ESCO 2020, the 7th European Seminar on Computing, was held between June 8 and 12. I presented my current research on ice-sheet and sediment mechanics. Full abstract:
The role of granular mechanics and porous flow for ice sheet behavior in a changing climate
Ice sheets and glaciers commonly flow over sedimentary deposits, in particular in areas of fast ice flow. The basal sediments are weakened by high water pressure provided by ice melt and limited drainage. Areas of fast flow are primary contributors to sea-level rise, so an accurate understanding of the thermomechanical multiphysics problem of ice, water, and sediment is crucial for predicting dynamical behavior under future climate scenarios. The in-situ observational basis from borehole measurements shows that the subglacial environment is highly dynamic. Water pressures, strain rate, and glacial sliding patterns are extremely variable in time and space, and hint towards significant complexity beyond current modelling approaches. Sediment transport by ice flow reshapes the bed, and can feed back to the ice flow physics. In this presentation I explain our efforts to numerically describe the subglacial sediment mechanics and fluid dynamics, and how the processes affect ice sheet behavior.

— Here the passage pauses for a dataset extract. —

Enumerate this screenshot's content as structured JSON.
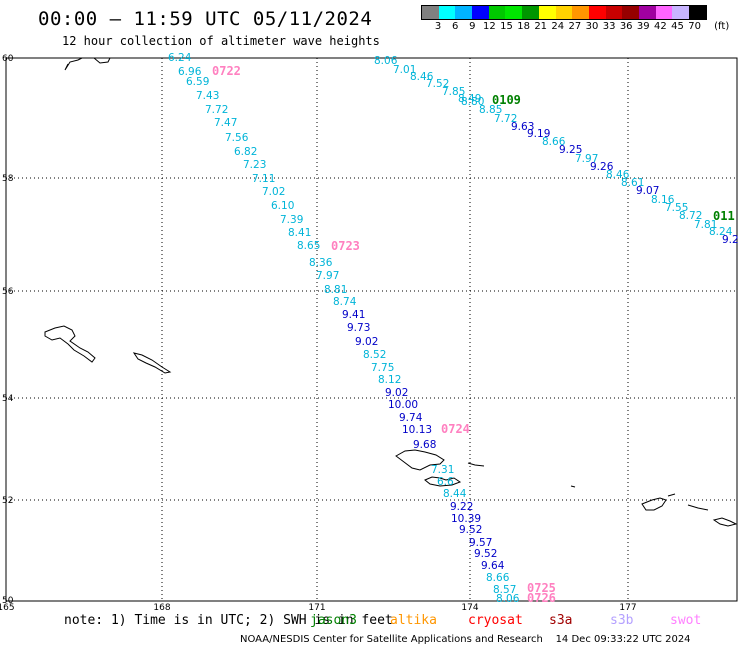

GPU-based particle-scale simulations using the discrete element method and porous fluid dynamics provide detailed insight into sediment and meltwater dynamics. However, the intense computational requirements severely limit their applicability to coupled simulations of ice and bed. Our newest efforts use continuum models of non-local granular fluidity to simulate essential behavior on larger spatial and temporal scales. We show that the variability observed in field borehole measurements can be explained by considering the coupled dynamics of the ice-water-sediment system. From these dynamics ice flow has the ability to rapidly reshape its bed, providing additional feedbacks to ice contribution to sea level in a changing climate.